Last week we had a baby shower for a friend at work who is nearing her big day. Many of us who are moms at the office have children that are almost grown and some of us have adult children. Watching her baby belly grow has made me nostalgic for my own pregnancies and the days when my babies were born. We’ve all been sharing our own delivery stories at work and I’m hoping we haven’t scared her! We are all only too happy to talk about how our own experiences without thinking about how this might frighten this first time mother. Most everyone focuses on how hard the delivery is… “my labor lasted 14 hours and then I had to have a C-section anyway!” “My wife was in labor for over 20 hours, the doctor waited too long to give the epidural and so it didn’t help!” Poor thing hears stories like this every time the subject comes up, and given how she’s blossomed lately – it’s a lot!
I guess it’s a rite of passage we have to go through because I remember people doing the same to me. As soon as people found out that I was having twins, they would tell me about their daughter who was pregnant with twins but went into labor early so the babies didn’t survive or another woman whose sister had boy and girl twins but the boy didn’t survive. These people were obviously still in pain about what had happened to them so I tried not to hold it against them for scaring me and making me worry about what might happen.
What I don’t hear people telling this soon-to-be mama is how hard it is being a parent beyond the delivery. As far as I know, no one has told her about how you spend the first 18 years of your child’s life protecting and teaching him only to then let him go off on his own so that he can learn how to be an adult. My mother would say things to me like “no matter how old you get, you’ll always be my baby.” I would roll my eyes and say ”I know, Mom.” But I didn’t know then. I know now. No matter how old your children get, you NEVER stop worrying about them or trying to protect them. We made it through teething and temper tantrums, chicken pox and broken bones, science projects and overdue homework. All that was a piece of cake compared to what they grapple with as young adults. You raise your children to be independent, responsible people, but when they face adult dilemmas - you just want to fix everything for them. The hard part is that you can’t.
Ron and I admittedly spoiled our girls. For my part, I wanted to give them everything I didn’t have as a child. Daddy just didn’t like to say “no.” We wanted to make things as easy as possible for them. I don’t know if that was right or wrong but it’s what we did. Personally, I think they have all grown into amazing human beings. It goes without saying that I love my daughters, but I can also honestly say that I really LIKE them as well. Each of our daughters is a well adjusted, reasonable human being with political and global awareness and a social conscience. Unfortunately, they are not immune to the woes of adulthood and the horrible things that can happen in the world. Nor can I protect them from broken hearts or the personal trials and tragedies they may someday face. I can offer advice and help them make sound decisions, but then I have to close my mouth and let them decide. That can be painfully difficult. Letting go is just so hard for me on so many levels.

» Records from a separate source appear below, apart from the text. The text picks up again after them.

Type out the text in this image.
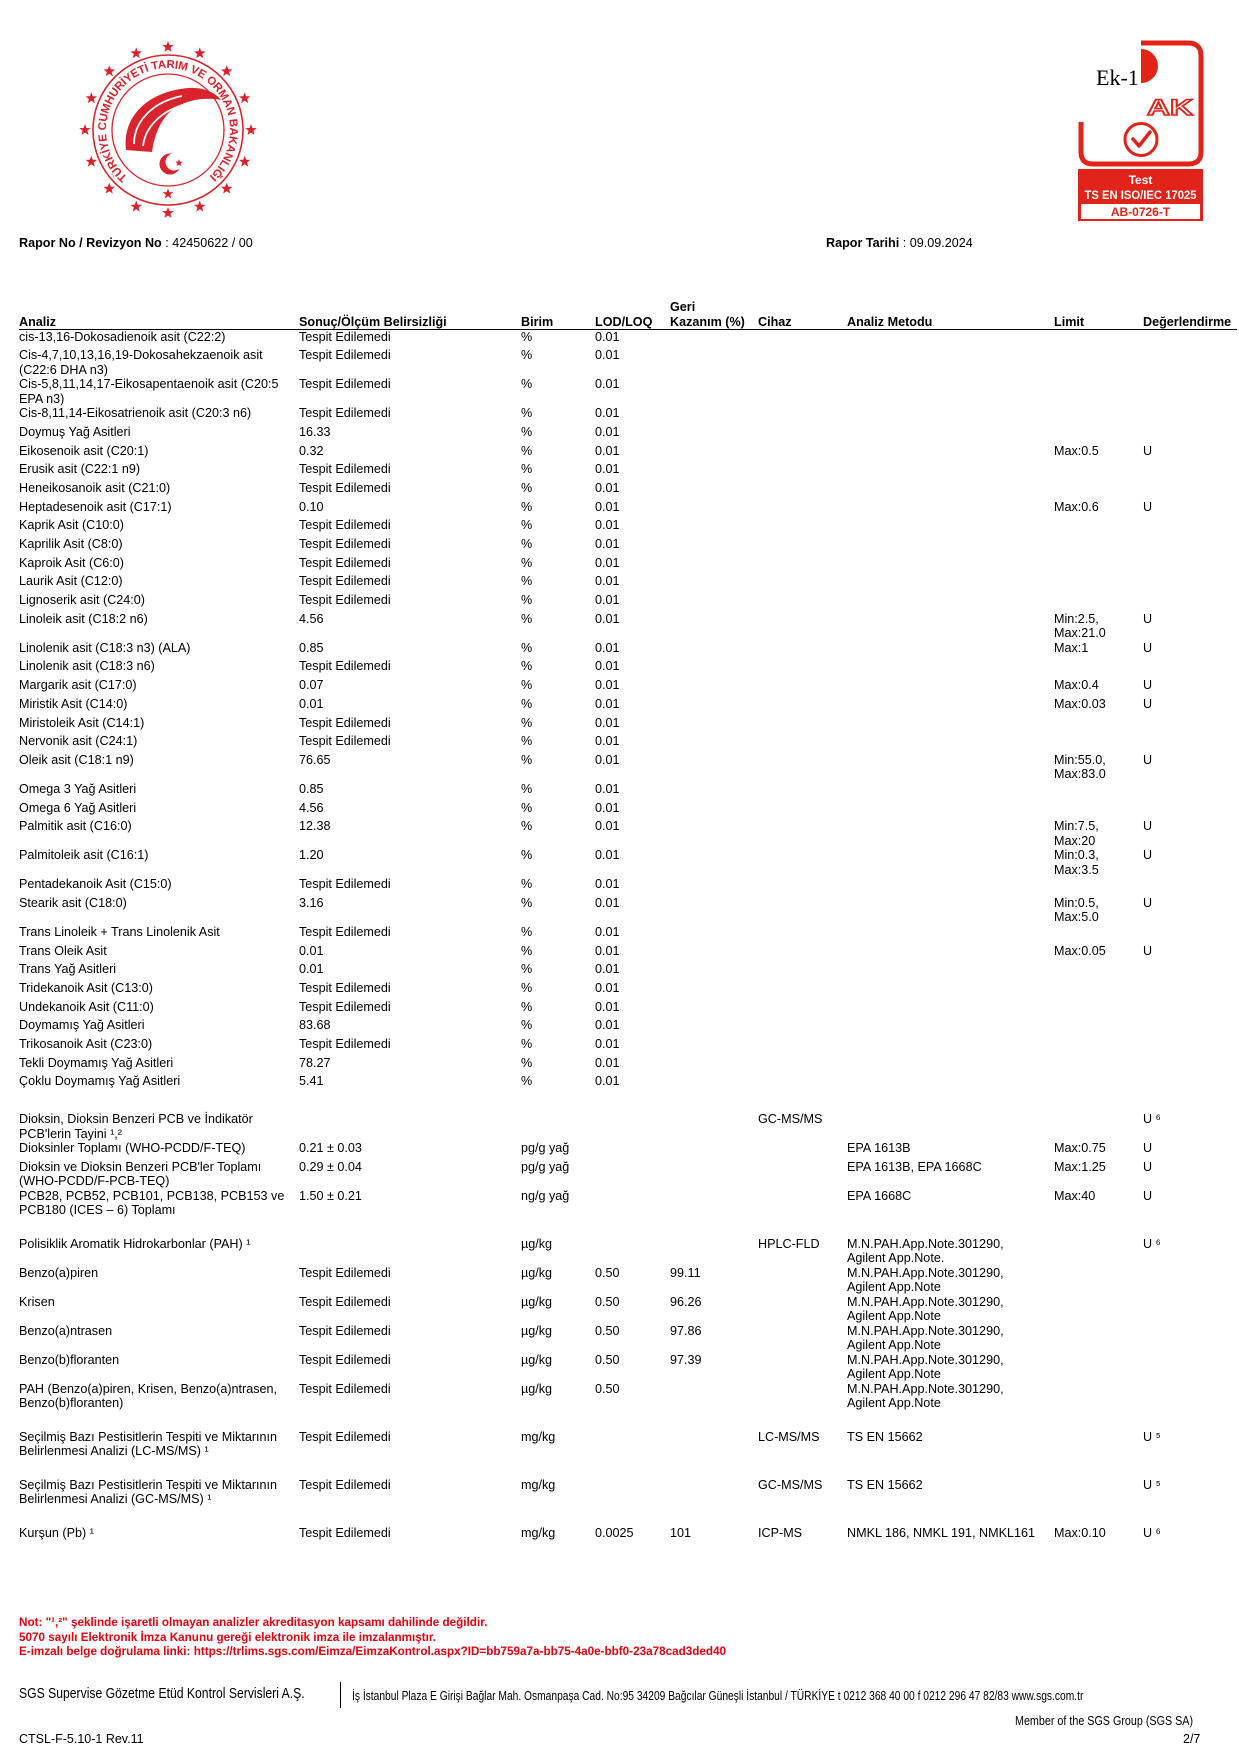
TÜRKİYE CUMHURİYETİ TARIM VE ORMAN BAKANLIĞI
Ek-1
AK
Test
TS EN ISO/IEC 17025
AB-0726-T
Rapor No / Revizyon No : 42450622 / 00	Rapor Tarihi : 09.09.2024
Analiz	Sonuç/Ölçüm Belirsizliği	Birim	LOD/LOQ	Geri
Kazanım (%)	Cihaz	Analiz Metodu	Limit	Değerlendirme
cis-13,16-Dokosadienoik asit (C22:2)	Tespit Edilemedi	%	0.01					
Cis-4,7,10,13,16,19-Dokosahekzaenoik asit
(C22:6 DHA n3)	Tespit Edilemedi	%	0.01					
Cis-5,8,11,14,17-Eikosapentaenoik asit (C20:5
EPA n3)	Tespit Edilemedi	%	0.01					
Cis-8,11,14-Eikosatrienoik asit (C20:3 n6)	Tespit Edilemedi	%	0.01					
Doymuş Yağ Asitleri	16.33	%	0.01					
Eikosenoik asit (C20:1)	0.32	%	0.01				Max:0.5	U
Erusik asit (C22:1 n9)	Tespit Edilemedi	%	0.01					
Heneikosanoik asit (C21:0)	Tespit Edilemedi	%	0.01					
Heptadesenoik asit (C17:1)	0.10	%	0.01				Max:0.6	U
Kaprik Asit (C10:0)	Tespit Edilemedi	%	0.01					
Kaprilik Asit (C8:0)	Tespit Edilemedi	%	0.01					
Kaproik Asit (C6:0)	Tespit Edilemedi	%	0.01					
Laurik Asit (C12:0)	Tespit Edilemedi	%	0.01					
Lignoserik asit (C24:0)	Tespit Edilemedi	%	0.01					
Linoleik asit (C18:2 n6)	4.56	%	0.01				Min:2.5,
Max:21.0	U
Linolenik asit (C18:3 n3) (ALA)	0.85	%	0.01				Max:1	U
Linolenik asit (C18:3 n6)	Tespit Edilemedi	%	0.01					
Margarik asit (C17:0)	0.07	%	0.01				Max:0.4	U
Miristik Asit (C14:0)	0.01	%	0.01				Max:0.03	U
Miristoleik Asit (C14:1)	Tespit Edilemedi	%	0.01					
Nervonik asit (C24:1)	Tespit Edilemedi	%	0.01					
Oleik asit (C18:1 n9)	76.65	%	0.01				Min:55.0,
Max:83.0	U
Omega 3 Yağ Asitleri	0.85	%	0.01					
Omega 6 Yağ Asitleri	4.56	%	0.01					
Palmitik asit (C16:0)	12.38	%	0.01				Min:7.5,
Max:20	U
Palmitoleik asit (C16:1)	1.20	%	0.01				Min:0.3,
Max:3.5	U
Pentadekanoik Asit (C15:0)	Tespit Edilemedi	%	0.01					
Stearik asit (C18:0)	3.16	%	0.01				Min:0.5,
Max:5.0	U
Trans Linoleik + Trans Linolenik Asit	Tespit Edilemedi	%	0.01					
Trans Oleik Asit	0.01	%	0.01				Max:0.05	U
Trans Yağ Asitleri	0.01	%	0.01					
Tridekanoik Asit (C13:0)	Tespit Edilemedi	%	0.01					
Undekanoik Asit (C11:0)	Tespit Edilemedi	%	0.01					
Doymamış Yağ Asitleri	83.68	%	0.01					
Trikosanoik Asit (C23:0)	Tespit Edilemedi	%	0.01					
Tekli Doymamış Yağ Asitleri	78.27	%	0.01					
Çoklu Doymamış Yağ Asitleri	5.41	%	0.01					

Dioksin, Dioksin Benzeri PCB ve İndikatör
PCB'lerin Tayini ¹,²					GC-MS/MS			U ⁶
Dioksinler Toplamı (WHO-PCDD/F-TEQ)	0.21 ± 0.03	pg/g yağ				EPA 1613B	Max:0.75	U
Dioksin ve Dioksin Benzeri PCB'ler Toplamı
(WHO-PCDD/F-PCB-TEQ)	0.29 ± 0.04	pg/g yağ				EPA 1613B, EPA 1668C	Max:1.25	U
PCB28, PCB52, PCB101, PCB138, PCB153 ve
PCB180 (ICES – 6) Toplamı	1.50 ± 0.21	ng/g yağ				EPA 1668C	Max:40	U

Polisiklik Aromatik Hidrokarbonlar (PAH) ¹		µg/kg			HPLC-FLD	M.N.PAH.App.Note.301290,
Agilent App.Note.		U ⁶
Benzo(a)piren	Tespit Edilemedi	µg/kg	0.50	99.11		M.N.PAH.App.Note.301290,
Agilent App.Note		
Krisen	Tespit Edilemedi	µg/kg	0.50	96.26		M.N.PAH.App.Note.301290,
Agilent App.Note		
Benzo(a)ntrasen	Tespit Edilemedi	µg/kg	0.50	97.86		M.N.PAH.App.Note.301290,
Agilent App.Note		
Benzo(b)floranten	Tespit Edilemedi	µg/kg	0.50	97.39		M.N.PAH.App.Note.301290,
Agilent App.Note		
PAH (Benzo(a)piren, Krisen, Benzo(a)ntrasen,
Benzo(b)floranten)	Tespit Edilemedi	µg/kg	0.50			M.N.PAH.App.Note.301290,
Agilent App.Note		

Seçilmiş Bazı Pestisitlerin Tespiti ve Miktarının
Belirlenmesi Analizi (LC-MS/MS) ¹	Tespit Edilemedi	mg/kg			LC-MS/MS	TS EN 15662		U ⁵

Seçilmiş Bazı Pestisitlerin Tespiti ve Miktarının
Belirlenmesi Analizi (GC-MS/MS) ¹	Tespit Edilemedi	mg/kg			GC-MS/MS	TS EN 15662		U ⁵

Kurşun (Pb) ¹	Tespit Edilemedi	mg/kg	0.0025	101	ICP-MS	NMKL 186, NMKL 191, NMKL161	Max:0.10	U ⁶
Not: "¹,²" şeklinde işaretli olmayan analizler akreditasyon kapsamı dahilinde değildir.
5070 sayılı Elektronik İmza Kanunu gereği elektronik imza ile imzalanmıştır.
E-imzalı belge doğrulama linki: https://trlims.sgs.com/Eimza/EimzaKontrol.aspx?ID=bb759a7a-bb75-4a0e-bbf0-23a78cad3ded40
SGS Supervise Gözetme Etüd Kontrol Servisleri A.Ş.	İş İstanbul Plaza E Girişi Bağlar Mah. Osmanpaşa Cad. No:95 34209 Bağcılar Güneşli İstanbul / TÜRKİYE t 0212 368 40 00 f 0212 296 47 82/83 www.sgs.com.tr
Member of the SGS Group (SGS SA)
CTSL-F-5.10-1 Rev.11	2/7
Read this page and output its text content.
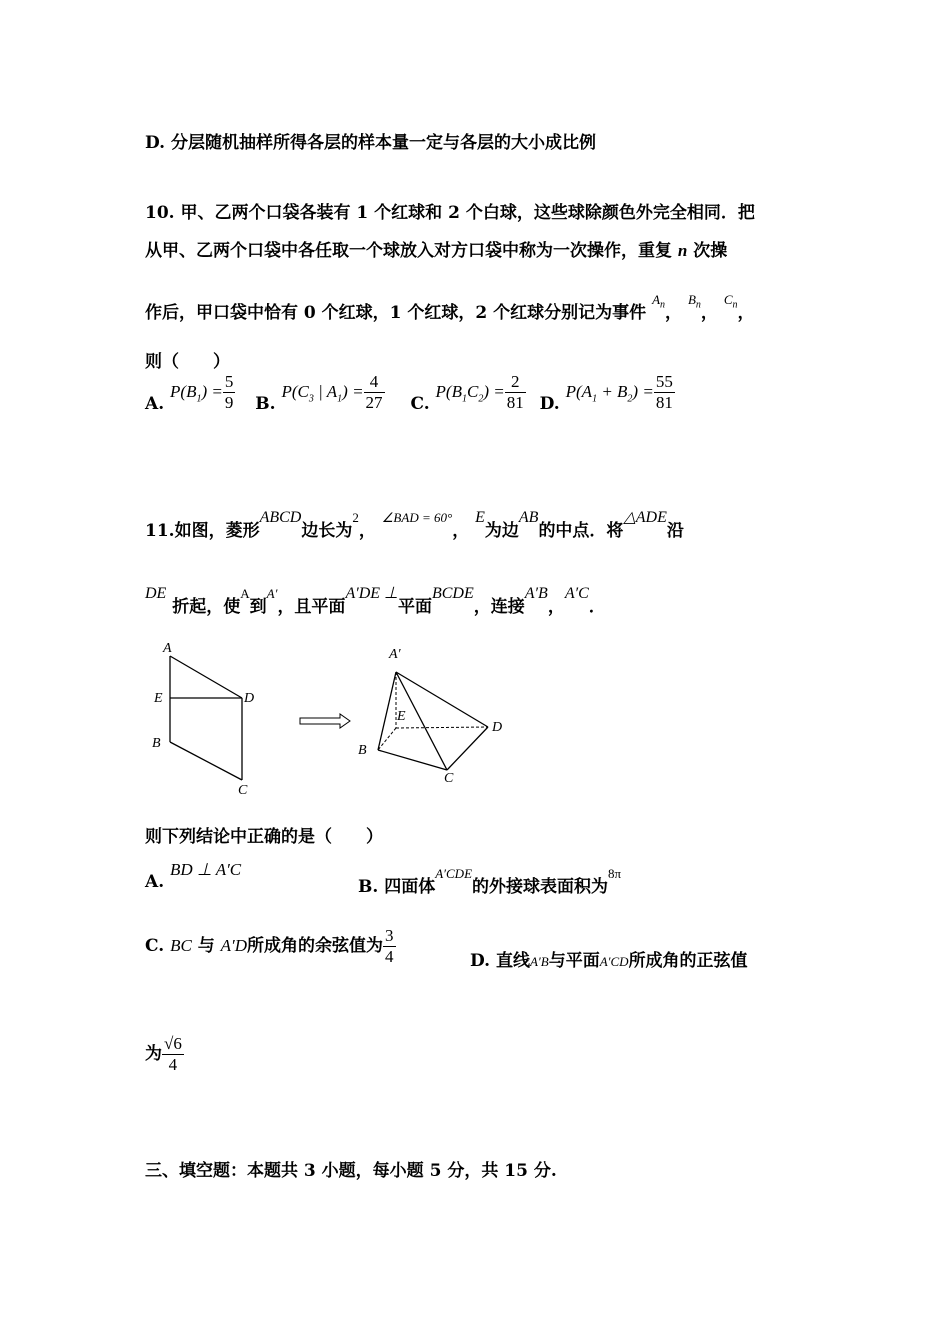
D. 分层随机抽样所得各层的样本量一定与各层的大小成比例
10. 甲、乙两个口袋各装有 1 个红球和 2 个白球，这些球除颜色外完全相同．把
从甲、乙两个口袋中各任取一个球放入对方口袋中称为一次操作，重复 n 次操
作后，甲口袋中恰有 0 个红球，1 个红球，2 个红球分别记为事件 $^{A_n}$， $^{B_n}$， $^{C_n}$，
则（　　）
A. $P(B_1) = \frac{5}{9} B$. $P(C_3$ | $A_1) = \frac{4}{27} C$. $P(B_1C_2) = \frac{2}{81} D$. $P(A_1 + B_2) = \frac{55}{81}$
11.如图，菱形ABCD边长为$^2$， $^{\angle BAD = 60^\circ}$， E为边AB的中点．将△ADE沿
DE 折起，使$^A$到$^{A'}$，且平面A′DE ⊥平面BCDE，连接A′B，A′C．
A
E	D
B
C
A′
E
D
B
C
则下列结论中正确的是（　　）
A. BD ⊥ A′C
B. 四面体$^{A'CDE}$的外接球表面积为$^{8\pi}$
C. BC 与 A′D所成角的余弦值为 $\frac{3}{4}$	D. 直线A′B与平面A′CD所成角的正弦值
为 $\frac{√6}{4}$
三、填空题：本题共 3 小题，每小题 5 分，共 15 分.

So, to my darling daughters (who are adults but who will always be my babies no matter how old they get), remember that Dad and I are here for you to help anyway we can for whatever you may need....always!
And to my friend who is about to start a new chapter in her life, I hope we haven't frightened you. This is the most exciting time in your life - enjoy every moment and remember that the rewards of parenthood far outweigh the demands.